Une impasse à péage…

Franck Dautel revient sur la manifestation contre le Grand Contournement Ouest (GCO) – la résistance se forme. Et ce n’est pas toujours évident…

Les villages concernés par le GCO - sont contre. Car les "effets secondaires" sont trop néfastes. Foto: Franck Dautel

(Par Franck Dautel) – Samedi 15 octobre plusieurs milliers de manifestants se sont retrouvés à Strasbourg aux côtés d’une centaine d’agriculteurs venus avec leurs tracteurs pour rappeler leur opposition forte à la construction d’une autoroute à péage contournant Strasbourg par l’Ouest.

Ils viennent pour beaucoup des villages du Kochersberg et de la plaine de la Bruche qui se situent justement à l’Ouest, aux portes de l’Eurométropole de Strasbourg. Ils sont habitants, éleveurs ou cultivateurs dans les 24 villages où le GCO qui serait l’A355 (Grand Contournement Ouest) passera non loin de leurs habitations défigurant au passage le paysage sur 24 km, détruisant 280 hectares de terres agricoles parmi les plus fertiles d’Europe et 10 hectares de forêt. Pollution atmosphérique et sonore allant de paire… Une telle infrastructure aussi inutile que coûteuse (600 millions d’euros) intéresse bien évidemment la grande finance qui voit là une aubaine à saisir. Vinci, l’entreprise de BTP en est comme à Notre Dame Des Landes, le constructeur et le concessionnaire du projet. Soutenu localement par le lobbying de la CCI de Strasbourg et du Bas-Rhin et depuis 2014 par la majorité municipale de Strasbourg, qui était contre jusque là, l’occasion de s’enrichir est trop belle avec un chantier de taille même s’il ne servira à rien ou à pas grand-chose.
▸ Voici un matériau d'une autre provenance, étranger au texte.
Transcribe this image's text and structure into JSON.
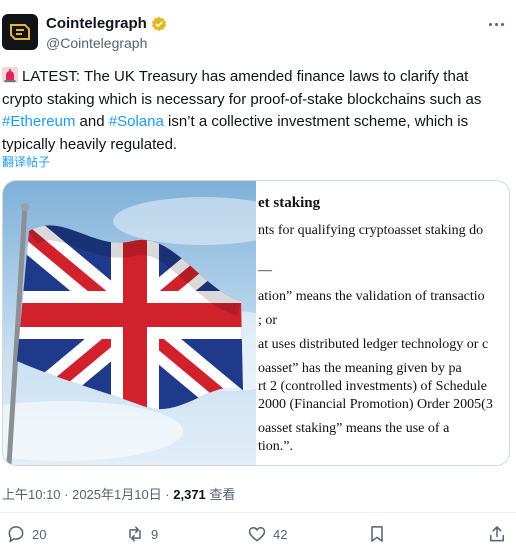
{
  "author": {
    "display_name": "Cointelegraph",
    "handle": "@Cointelegraph",
    "avatar_icon": "cointelegraph-logo-icon",
    "verified_icon": "gold-verified-badge-icon",
    "verified_color": "#e2b719"
  },
  "tweet": {
    "part1": "LATEST: The UK Treasury has amended finance laws to clarify that crypto staking which is necessary for proof-of-stake blockchains such as ",
    "hashtag1": "#Ethereum",
    "part2": " and ",
    "hashtag2": "#Solana",
    "part3": " isn’t a collective investment scheme, which is typically heavily regulated.",
    "siren_icon": "rotating-light-icon",
    "translate_label": "翻译帖子"
  },
  "media": {
    "left_image": "uk-flag-photo",
    "document_lines": [
      "et staking",
      "nts for qualifying cryptoasset staking do",
      "—",
      "ation” means the validation of transactio",
      "; or",
      "at uses distributed ledger technology or c",
      "oasset” has the meaning given by pa",
      "rt 2 (controlled investments) of Schedule",
      "2000 (Financial Promotion) Order 2005(3",
      "oasset staking” means the use of a",
      "tion.”."
    ]
  },
  "meta": {
    "time": "上午10:10 · 2025年1月10日 · ",
    "views_count": "2,371",
    "views_label": " 查看"
  },
  "actions": {
    "reply_count": "20",
    "repost_count": "9",
    "like_count": "42"
  },
  "colors": {
    "accent": "#1d9bf0",
    "text_secondary": "#536471",
    "border": "#cfd9de"
  }
}
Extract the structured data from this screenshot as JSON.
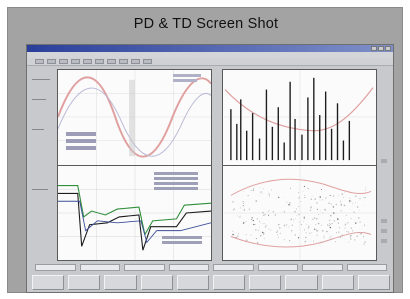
{
  "caption": "PD & TD Screen Shot",
  "window": {
    "title": ""
  },
  "menu": [],
  "toolbar_buttons": 10,
  "fields": [
    "",
    "",
    "",
    "",
    "",
    "",
    "",
    ""
  ],
  "buttons": [
    "",
    "",
    "",
    "",
    "",
    "",
    "",
    "",
    "",
    ""
  ],
  "panels": {
    "top_left": {
      "kind": "sine waveform",
      "title": ""
    },
    "top_right": {
      "kind": "pulse spikes",
      "title": ""
    },
    "bottom_left": {
      "kind": "transient traces",
      "title": ""
    },
    "bottom_right": {
      "kind": "scatter pattern",
      "title": ""
    }
  },
  "colors": {
    "frame": "#a3a3a3",
    "app_bg": "#c7c9cd",
    "sine_primary": "#e0a0a0",
    "trace_green": "#2f8f3a"
  }
}
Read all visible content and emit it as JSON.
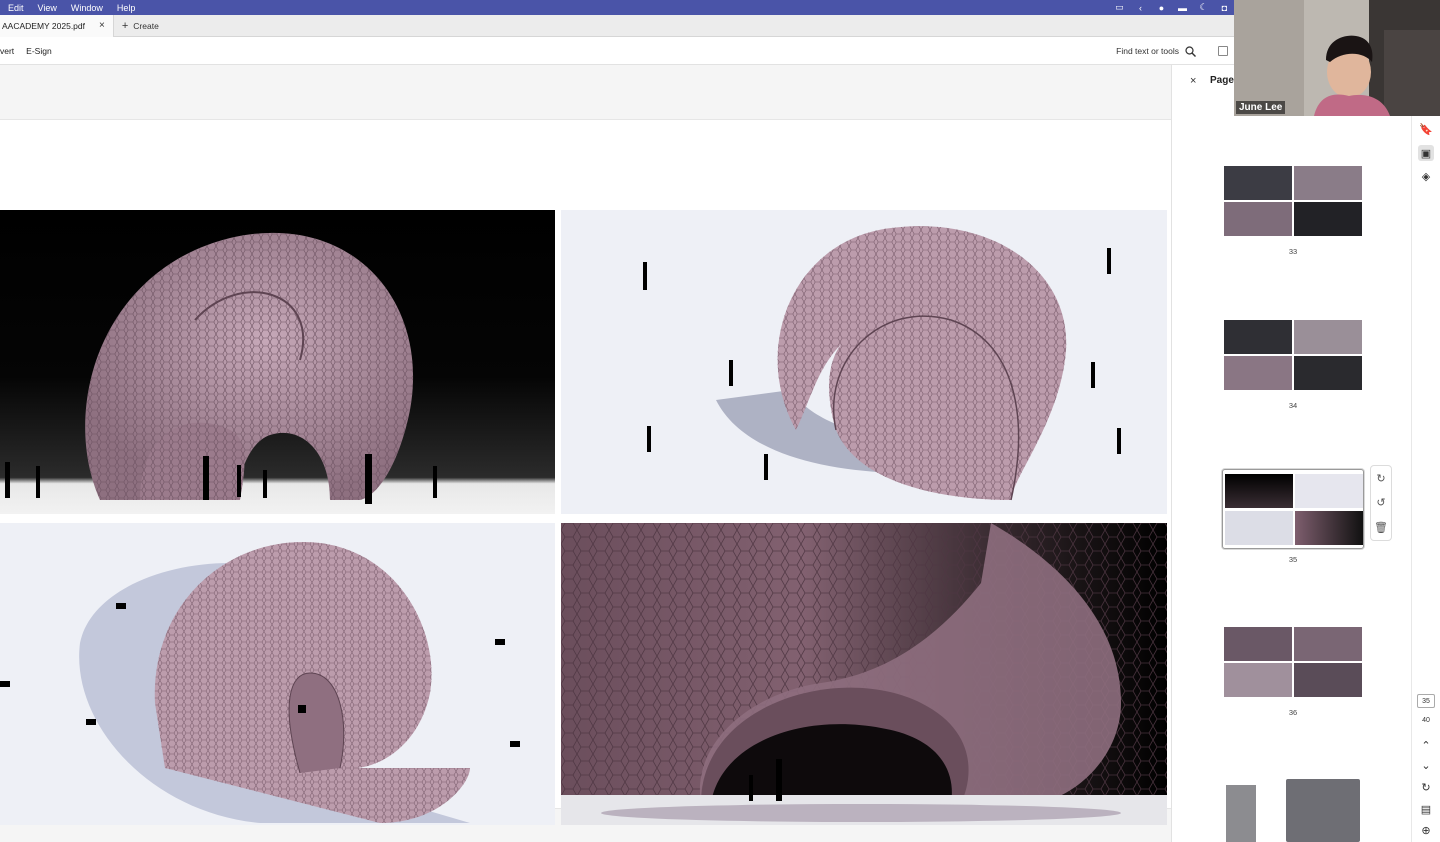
{
  "menubar": {
    "items": [
      "Edit",
      "View",
      "Window",
      "Help"
    ],
    "status_icons": [
      "screen-icon",
      "chevron-left-icon",
      "dot-icon",
      "card-icon",
      "moon-icon",
      "user-icon"
    ],
    "accent": "#4a54a8"
  },
  "tabs": {
    "document_tab": "AACADEMY 2025.pdf",
    "close_symbol": "×",
    "create_label": "Create",
    "create_symbol": "+"
  },
  "toolbar": {
    "items": [
      "vert",
      "E-Sign"
    ],
    "find_label": "Find text or tools"
  },
  "pages_panel": {
    "title": "Pages",
    "close_symbol": "×",
    "thumbnails": [
      {
        "number": "33",
        "selected": false
      },
      {
        "number": "34",
        "selected": false
      },
      {
        "number": "35",
        "selected": true
      },
      {
        "number": "36",
        "selected": false
      }
    ],
    "thumb_tools": [
      "rotate-clockwise-icon",
      "rotate-counterclockwise-icon",
      "delete-icon"
    ]
  },
  "page_nav": {
    "current": "35",
    "total": "40"
  },
  "webcam": {
    "name": "June Lee"
  },
  "document": {
    "renders": [
      "render-night-front-view",
      "render-white-perspective-view",
      "render-top-view",
      "render-closeup-entrance-view"
    ],
    "shell_color": "#b99aaa"
  }
}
Mais pourquoi donc manifester à Strasbourg ? - Le GCO est censé désengorger la section urbaine de l’autoroute A35 strasbourgeoise qui subit quotidiennement des bouchons importants, notamment aux heures de pointe. A ces horaires, de très nombreux automobilistes particuliers, camions de marchandises et camionnettes d’artisans transitent du Nord au Sud de la ville. Au même moment, un cisaillement considérable se produit entre ces véhicules et des milliers d’autres qui tentent d’entrer ou sortir de Strasbourg pour aller au travail, conduire les enfants à l’école, faire des emplettes au centre ville, aller en consultation chez un médecin ou dans les hôpitaux de la ville…

Perte de temps considérable pour tout le monde, pollution importante aux portes de l’agglomération, le GCO qui sera à péage, ne produira qu’un report d’à peine 4% du trafic routier autour de la ville. A une époque où l’on parle de consommer des produits locaux cultivés et produits aux portes des grandes citées pour éviter au possible de longs trajets en camion à travers l’Europe. A l’époque où la pollution atmosphérique tue prématurément 524 000 européens chaque année, alors que les modes de déplacement communs et doux sont connus pour être la seule alternative réaliste pour endiguer ce fléau, on ressort un projet qui date des années 70 et qui ne correspond plus du tout aux réalités ni aux besoins d’aujourd’hui.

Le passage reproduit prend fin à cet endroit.